Cândido, petrificado com tais palavras, respondeu:
- Meu reverendo padre, nem todos os costados do mundo serviriam de alguma coisa neste caso. Libertei a vossa irmã dos braços de um judeu e de um inquisidor. Ela deve-me bastantes obrigações e quer desposar-me. Mestre Pangloss sempre me disse que os homens são iguais, e certamente a desposarei.
- É O que veremos, malandro! - disse o jovem barão de Thunder-ten-tronckh, dando-lhe ao mesmo tempo uma espadeirada na cara.
Cândido puxa imediatamente da sua espada e enterra-a até aos copos no ventre do barão jesuíta. Porém, ao retirá-la ensanguentada, pôs-se a chorar, lamentando-se:
- Ai! meu Deus!, que matei o meu antigo senhor, o meu amigo, o meu cunhado. Sou o melhor homem do mundo, e, no entanto, já são três os homens que matei, entre os quais dois padres.

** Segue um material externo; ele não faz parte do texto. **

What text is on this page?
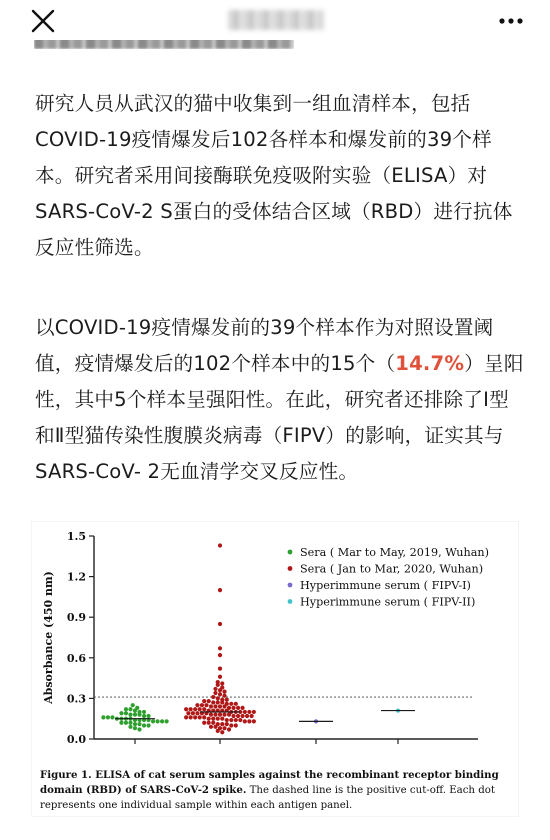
研究人员从武汉的猫中收集到一组血清样本，包括COVID-19疫情爆发后102各样本和爆发前的39个样本。研究者采用间接酶联免疫吸附实验（ELISA）对SARS-CoV-2 S蛋白的受体结合区域（RBD）进行抗体反应性筛选。

以COVID-19疫情爆发前的39个样本作为对照设置阈值，疫情爆发后的102个样本中的15个（14.7%）呈阳性，其中5个样本呈强阳性。在此，研究者还排除了Ⅰ型和Ⅱ型猫传染性腹膜炎病毒（FIPV）的影响，证实其与SARS-CoV- 2无血清学交叉反应性。

0.0
0.3
0.6
0.9
1.2
1.5
Absorbance (450 nm)
Sera ( Mar to May, 2019, Wuhan)
Sera ( Jan to Mar, 2020, Wuhan)
Hyperimmune serum ( FIPV-I)
Hyperimmune serum ( FIPV-II)

Figure 1. ELISA of cat serum samples against the recombinant receptor binding domain (RBD) of SARS-CoV-2 spike. The dashed line is the positive cut-off. Each dot represents one individual sample within each antigen panel.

Cacambo, que estava de sentinela à porta da tenda, acorreu. - Só nos resta vender cara a vida- disse-lhe o amo. - Vão certamente entrar aqui. Se tivermos de morrer, que seja de armas na mão.
Cacambo, que já tinha visto meio mundo, não perdeu a cabeça. Tirou o uniforme de jesuíta que o barão envergava, vestiu-o a Cândido e fê-lo montar a cavalo.